Underlying conditions, including Marfan, LDS, vEDS, bicuspid aortic valve, Turner syndrome, and known thoracic aortic aneurysm, are all high-risk conditions with risk for AAS. High-risk symptoms include abrupt onset of severe or sharp chest and/or back or abdominal pain or syncope. The descriptive symptoms of “ripping or tearing pain” are less frequent but more specific. High-risk physical exam features include abnormal BP difference between arms or legs and a murmur of aortic regurgitation.
These incorporate all of the classically associated features of AAS, which should be sought in acutely ill patients presenting to the ED. Patients may also experience shortness of breath, syncope, hemodynamic instability, stroke-like neurological deficits, or other features of malperfusion. Making AAS a challenging diagnosis, many of these symptoms mimic far more common cardiovascular etiologies that present to the ED (acute coronary syndrome (ACS), pulmonary embolism, and stroke, which can risk AAS being overlooked or diminished in an otherwise time-sensitive differential diagnosis and workup. Care must therefore be taken to raise suspicion for this pathology in the appropriate clinical setting and follow diagnostic and treatment guidelines currently published by the American College of Emergency Physicians (ACEP), American Heart Association (AHA), and related expert groups.

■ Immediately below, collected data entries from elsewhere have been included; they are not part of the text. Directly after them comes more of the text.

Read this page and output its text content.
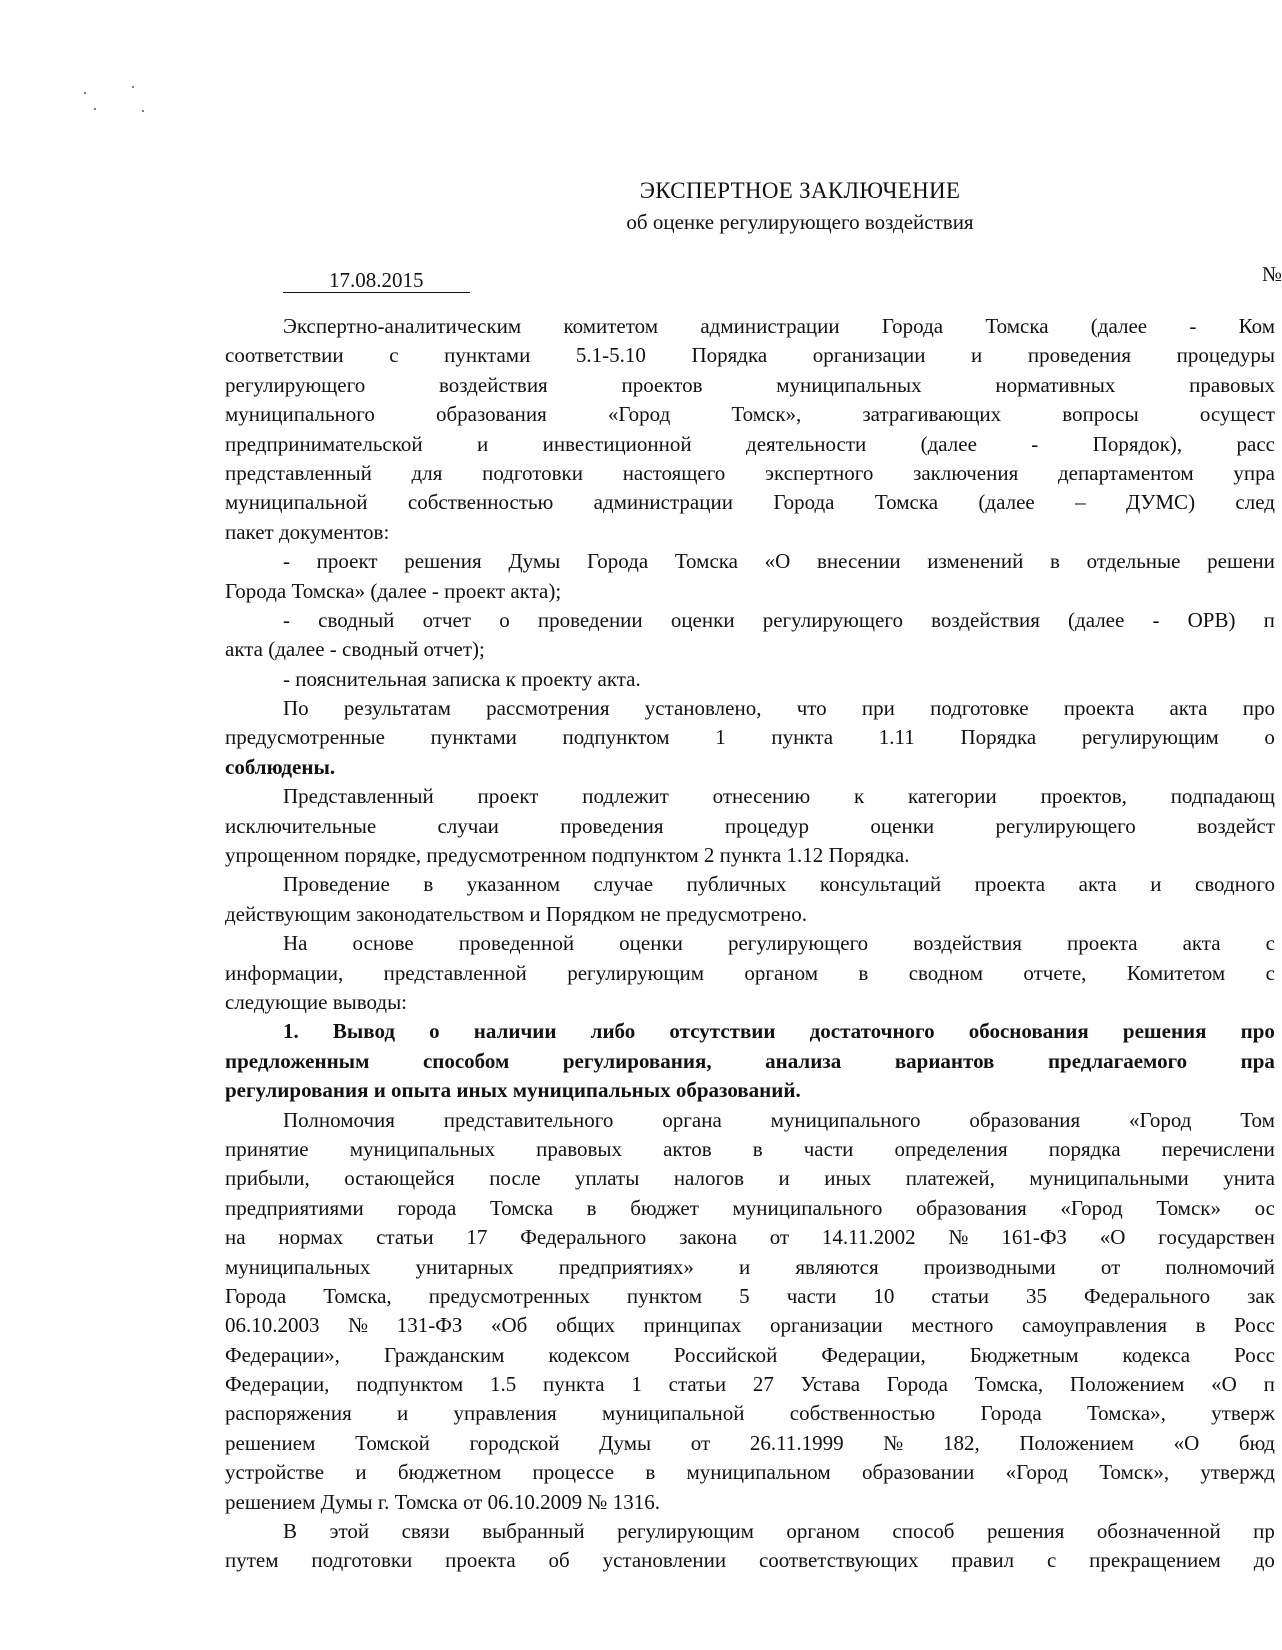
ЭКСПЕРТНОЕ ЗАКЛЮЧЕНИЕ
об оценке регулирующего воздействия
17.08.2015	№
Экспертно-аналитическим комитетом администрации Города Томска (далее - Ком
соответствии с пунктами 5.1-5.10 Порядка организации и проведения процедуры
регулирующего	воздействия	проектов	муниципальных	нормативных	правовых
муниципального	образования	«Город	Томск»,	затрагивающих	вопросы	осущест
предпринимательской	и	инвестиционной	деятельности	(далее	-	Порядок),	расс
представленный для подготовки настоящего экспертного заключения департаментом упра
муниципальной собственностью администрации Города Томска (далее – ДУМС) след
пакет документов:
- проект решения Думы Города Томска «О внесении изменений в отдельные решени
Города Томска» (далее - проект акта);
- сводный отчет о проведении оценки регулирующего воздействия (далее - ОРВ) п
акта (далее - сводный отчет);
- пояснительная записка к проекту акта.
По результатам рассмотрения установлено, что при подготовке проекта акта про
предусмотренные пунктами подпунктом 1 пункта 1.11 Порядка регулирующим о
соблюдены.
Представленный проект подлежит отнесению к категории проектов, подпадающ
исключительные	случаи	проведения	процедур	оценки	регулирующего	воздейст
упрощенном порядке, предусмотренном подпунктом 2 пункта 1.12 Порядка.
Проведение в указанном случае публичных консультаций проекта акта и сводного
действующим законодательством и Порядком не предусмотрено.
На основе проведенной оценки регулирующего воздействия проекта акта с
информации, представленной регулирующим органом в сводном отчете, Комитетом с
следующие выводы:
1. Вывод о наличии либо отсутствии достаточного обоснования решения про
предложенным	способом	регулирования,	анализа	вариантов	предлагаемого	пра
регулирования и опыта иных муниципальных образований.
Полномочия представительного органа муниципального образования «Город Том
принятие муниципальных правовых актов в части определения порядка перечислени
прибыли, остающейся после уплаты налогов и иных платежей, муниципальными унита
предприятиями города Томска в бюджет муниципального образования «Город Томск» ос
на нормах статьи 17 Федерального закона от 14.11.2002 № 161-ФЗ «О государствен
муниципальных унитарных предприятиях» и являются производными от полномочий
Города Томска, предусмотренных пунктом 5 части 10 статьи 35 Федерального зак
06.10.2003 № 131-ФЗ «Об общих принципах организации местного самоуправления в Росс
Федерации», Гражданским кодексом Российской Федерации, Бюджетным кодекса Росс
Федерации, подпунктом 1.5 пункта 1 статьи 27 Устава Города Томска, Положением «О п
распоряжения и управления муниципальной собственностью Города Томска», утверж
решением Томской городской Думы от 26.11.1999 № 182, Положением «О бюд
устройстве и бюджетном процессе в муниципальном образовании «Город Томск», утвержд
решением Думы г. Томска от 06.10.2009 № 1316.
В этой связи выбранный регулирующим органом способ решения обозначенной пр
путем подготовки проекта об установлении соответствующих правил с прекращением до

When to suspect Marfan Syndrome and Other HTAD
The 2022 ACC/AHA Guideline for the Diagnosis and Management of Aortic Disease lists the following criteria for when to suspect HTAD in individuals with thoracic aortic disease who have:
Syndromic features of Marfan syndrome, Loeys-Dietz syndrome, or vascular Ehlers-Danlos syndrome.

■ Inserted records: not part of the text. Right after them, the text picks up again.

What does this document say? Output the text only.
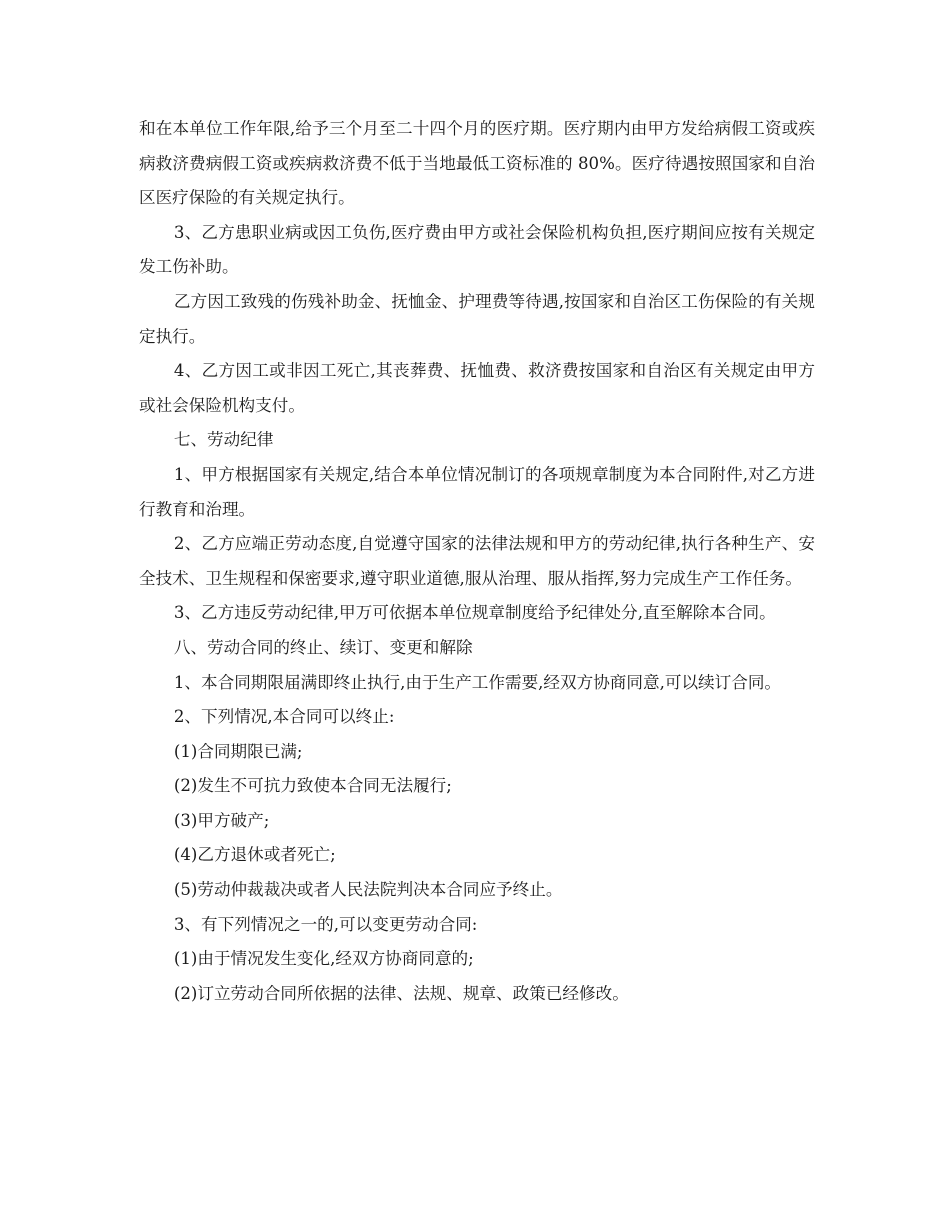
和在本单位工作年限,给予三个月至二十四个月的医疗期。医疗期内由甲方发给病假工资或疾病救济费病假工资或疾病救济费不低于当地最低工资标准的 80%。医疗待遇按照国家和自治区医疗保险的有关规定执行。

3、乙方患职业病或因工负伤,医疗费由甲方或社会保险机构负担,医疗期间应按有关规定发工伤补助。

乙方因工致残的伤残补助金、抚恤金、护理费等待遇,按国家和自治区工伤保险的有关规定执行。

4、乙方因工或非因工死亡,其丧葬费、抚恤费、救济费按国家和自治区有关规定由甲方或社会保险机构支付。

七、劳动纪律

1、甲方根据国家有关规定,结合本单位情况制订的各项规章制度为本合同附件,对乙方进行教育和治理。

2、乙方应端正劳动态度,自觉遵守国家的法律法规和甲方的劳动纪律,执行各种生产、安全技术、卫生规程和保密要求,遵守职业道德,服从治理、服从指挥,努力完成生产工作任务。

3、乙方违反劳动纪律,甲万可依据本单位规章制度给予纪律处分,直至解除本合同。

八、劳动合同的终止、续订、变更和解除

1、本合同期限届满即终止执行,由于生产工作需要,经双方协商同意,可以续订合同。

2、下列情况,本合同可以终止:

(1)合同期限已满;

(2)发生不可抗力致使本合同无法履行;

(3)甲方破产;

(4)乙方退休或者死亡;

(5)劳动仲裁裁决或者人民法院判决本合同应予终止。

3、有下列情况之一的,可以变更劳动合同:

(1)由于情况发生变化,经双方协商同意的;

(2)订立劳动合同所依据的法律、法规、规章、政策已经修改。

Thoracic aortic disease (TAD) presenting at age <60 years of age.
Family history of either TAD or peripheral/intracranial aneurysms in a first- or second-degree relative.
A history of unexplained sudden death at a relatively young age in a first or second-degree relative.

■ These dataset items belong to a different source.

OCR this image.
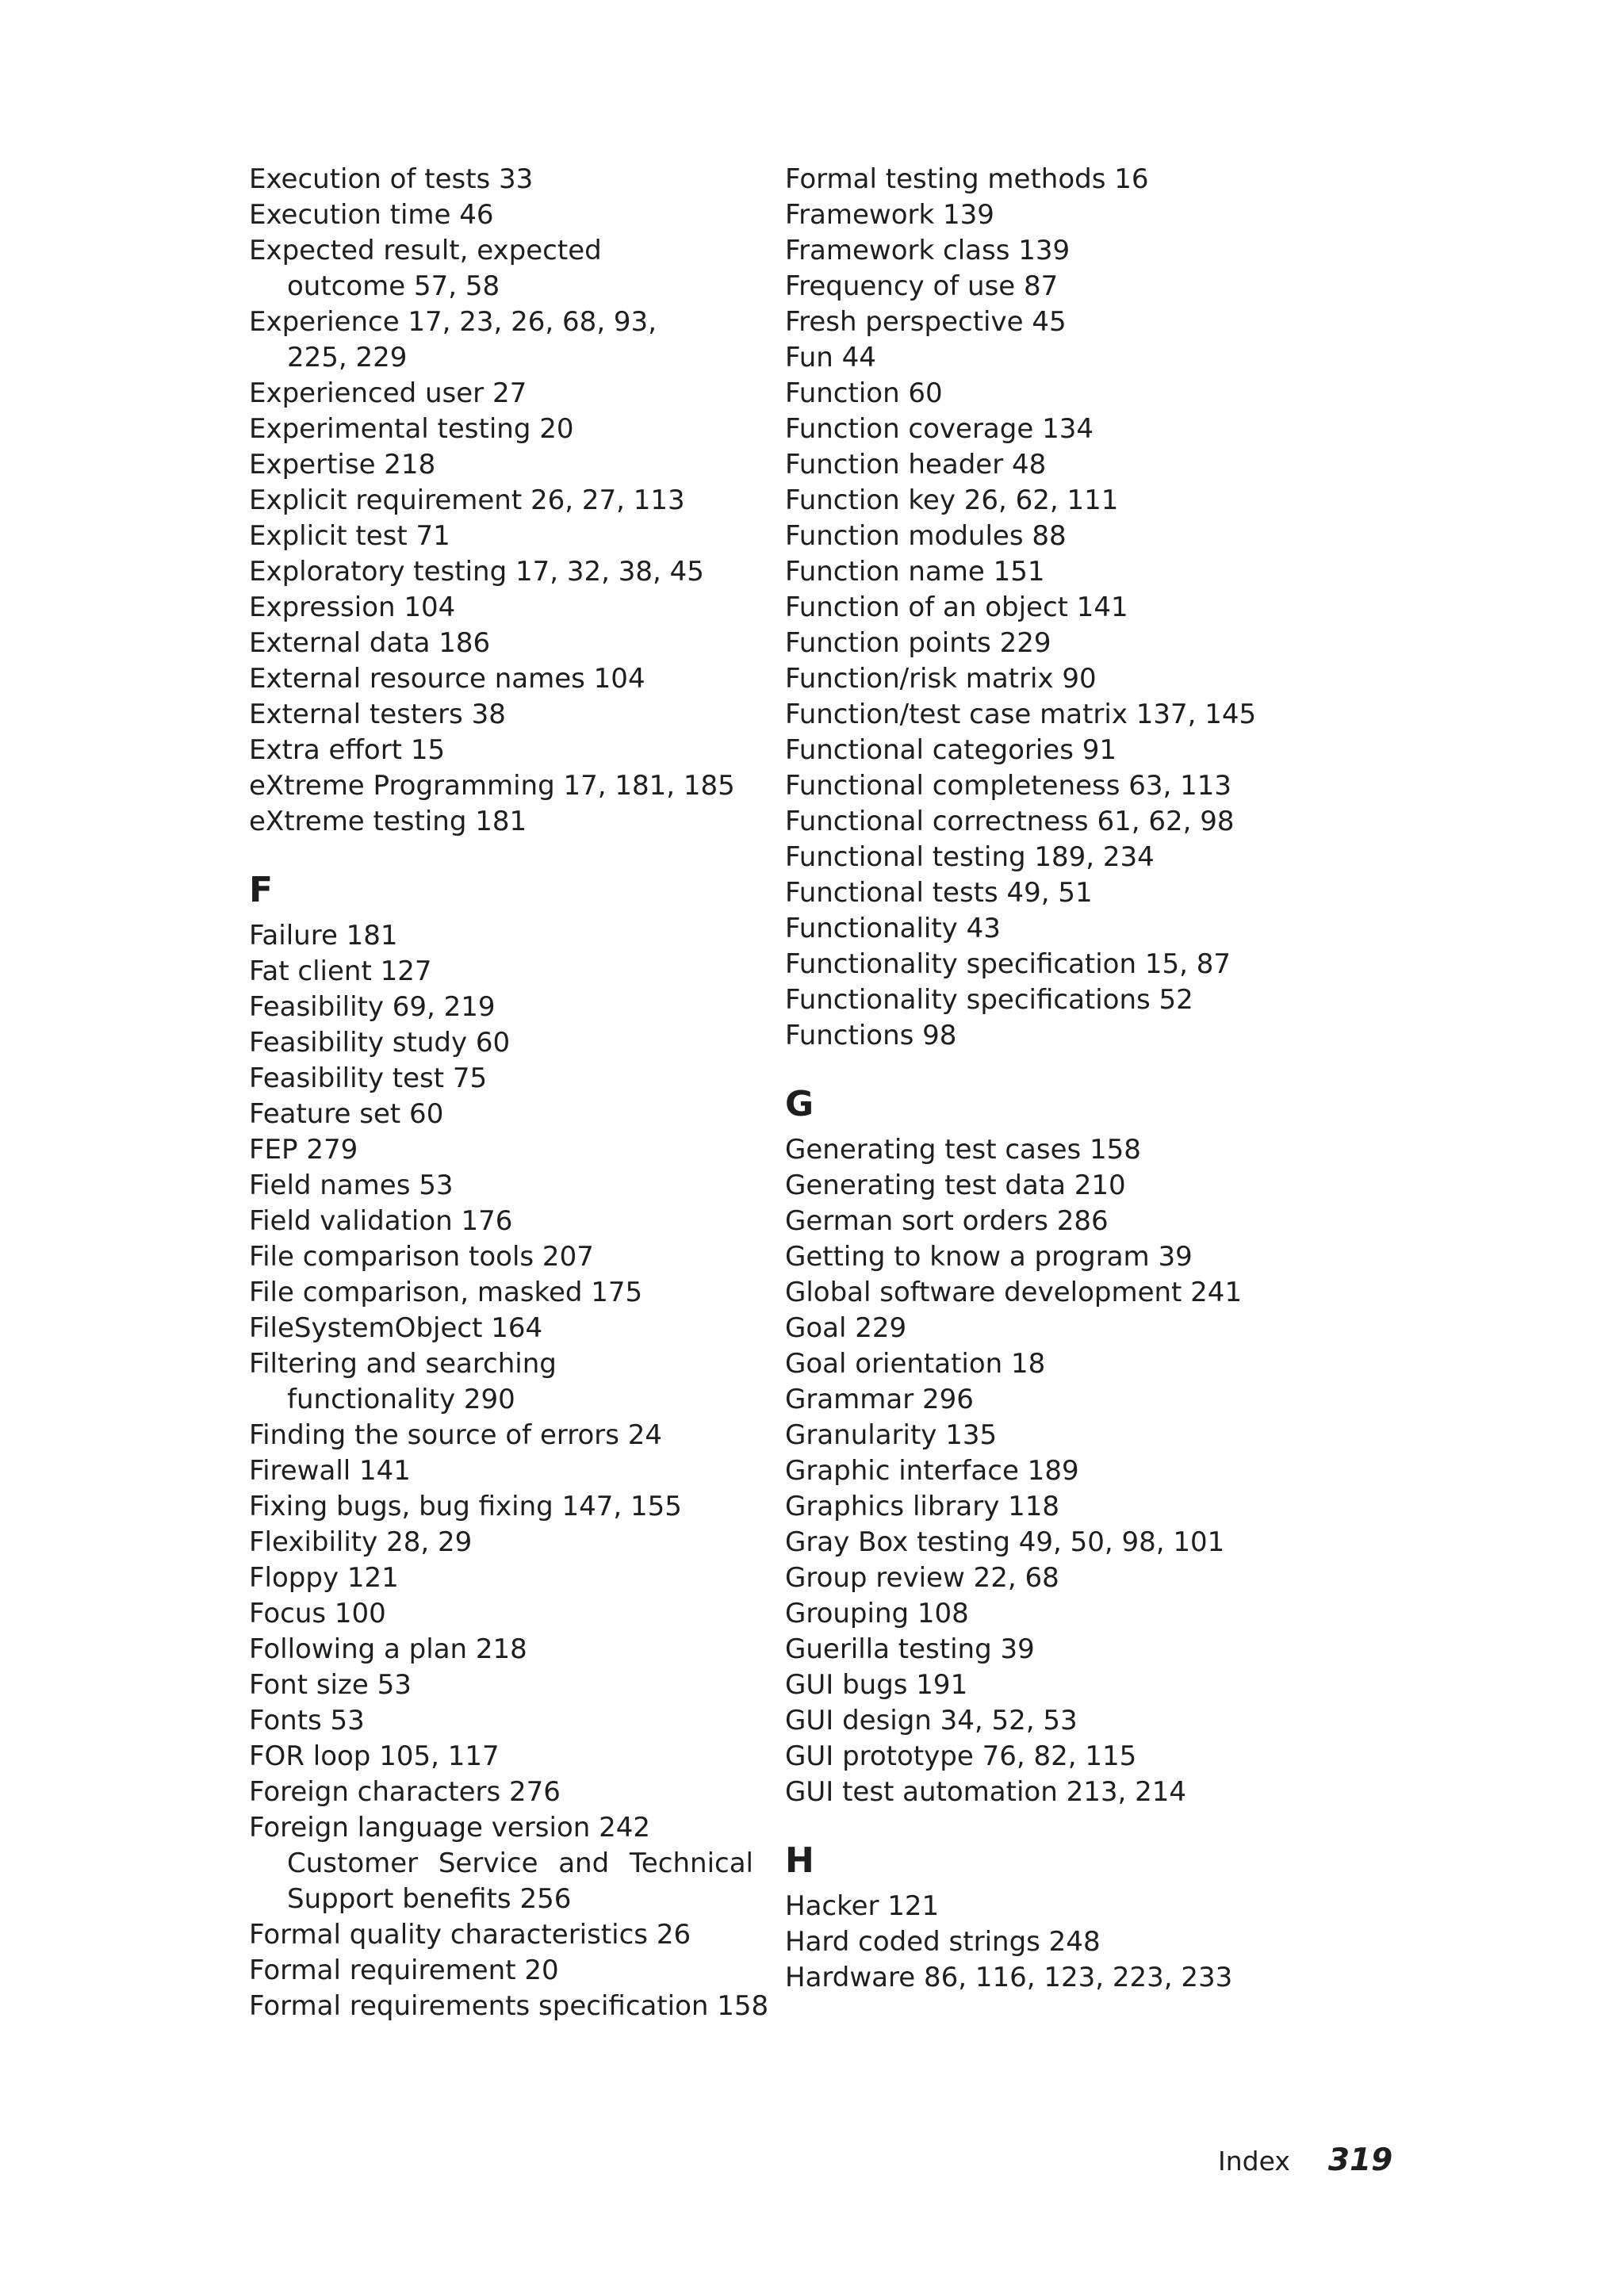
Execution of tests 33
Execution time 46
Expected result, expected
outcome 57, 58
Experience 17, 23, 26, 68, 93,
225, 229
Experienced user 27
Experimental testing 20
Expertise 218
Explicit requirement 26, 27, 113
Explicit test 71
Exploratory testing 17, 32, 38, 45
Expression 104
External data 186
External resource names 104
External testers 38
Extra effort 15
eXtreme Programming 17, 181, 185
eXtreme testing 181
F
Failure 181
Fat client 127
Feasibility 69, 219
Feasibility study 60
Feasibility test 75
Feature set 60
FEP 279
Field names 53
Field validation 176
File comparison tools 207
File comparison, masked 175
FileSystemObject 164
Filtering and searching
functionality 290
Finding the source of errors 24
Firewall 141
Fixing bugs, bug fixing 147, 155
Flexibility 28, 29
Floppy 121
Focus 100
Following a plan 218
Font size 53
Fonts 53
FOR loop 105, 117
Foreign characters 276
Foreign language version 242
Customer Service and Technical
Support benefits 256
Formal quality characteristics 26
Formal requirement 20
Formal requirements specification 158
Formal testing methods 16
Framework 139
Framework class 139
Frequency of use 87
Fresh perspective 45
Fun 44
Function 60
Function coverage 134
Function header 48
Function key 26, 62, 111
Function modules 88
Function name 151
Function of an object 141
Function points 229
Function/risk matrix 90
Function/test case matrix 137, 145
Functional categories 91
Functional completeness 63, 113
Functional correctness 61, 62, 98
Functional testing 189, 234
Functional tests 49, 51
Functionality 43
Functionality specification 15, 87
Functionality specifications 52
Functions 98
G
Generating test cases 158
Generating test data 210
German sort orders 286
Getting to know a program 39
Global software development 241
Goal 229
Goal orientation 18
Grammar 296
Granularity 135
Graphic interface 189
Graphics library 118
Gray Box testing 49, 50, 98, 101
Group review 22, 68
Grouping 108
Guerilla testing 39
GUI bugs 191
GUI design 34, 52, 53
GUI prototype 76, 82, 115
GUI test automation 213, 214
H
Hacker 121
Hard coded strings 248
Hardware 86, 116, 123, 223, 233
Index 319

While a genetic aortopathy may be suspected in the ED, patients with features of these conditions should be referred to an aortopathy specialist and/or medical geneticist.
Long-Term Maintenance Care
After the diagnosis of Marfan Syndrome or another HTAD is made, a baseline echocardiogram, CTA, or MRA is advised to screen for aortic and/or branch vessel aneurysms, depending upon the condition. This is crucial as aneurysms are most often asymptomatic, and aortic dissection or rupture may be the first indicator.
If a patient is found to have an aneurysm, surveillance imaging tracks the absolute size and rate of growth to determine the potential need for surgical intervention. In Marfan syndrome, surgical repair is indicated when the aorta reaches ≥ 5.0cm. However, other factors such as family history, rate of aortic growth, desire for pregnancy, and absolute size are also considered.
In LDS and other HTADs, aortic surgery is typically recommended at smaller aortic diameters than in MFS. Long-term maintenance and medical management are often initiated in the outpatient clinical setting, including blood pressure control (i.e., beta-blockers, angiotensin receptor blockers), smoking cessation, and exercise restrictions (i.e., weight-lifting, contact sports). This requires patients to be guided toward expert clinical centers and networks capable of providing multi-specialty care for their complex conditions, including primary care physicians, cardiologists, cardiothoracic and vascular surgeons, orthopedists, ophthalmologists, and so forth.
Patients who have experienced the traumatic event of aortic dissection, along with the challenging surgeries, hospital stays, and possible long-term disabilities that may follow, need exceptional support and understanding from their healthcare providers. Additionally, it is crucial to provide resources for psychiatrists, therapists, social workers, and other professionals to help these patients attain a better quality of life moving forward.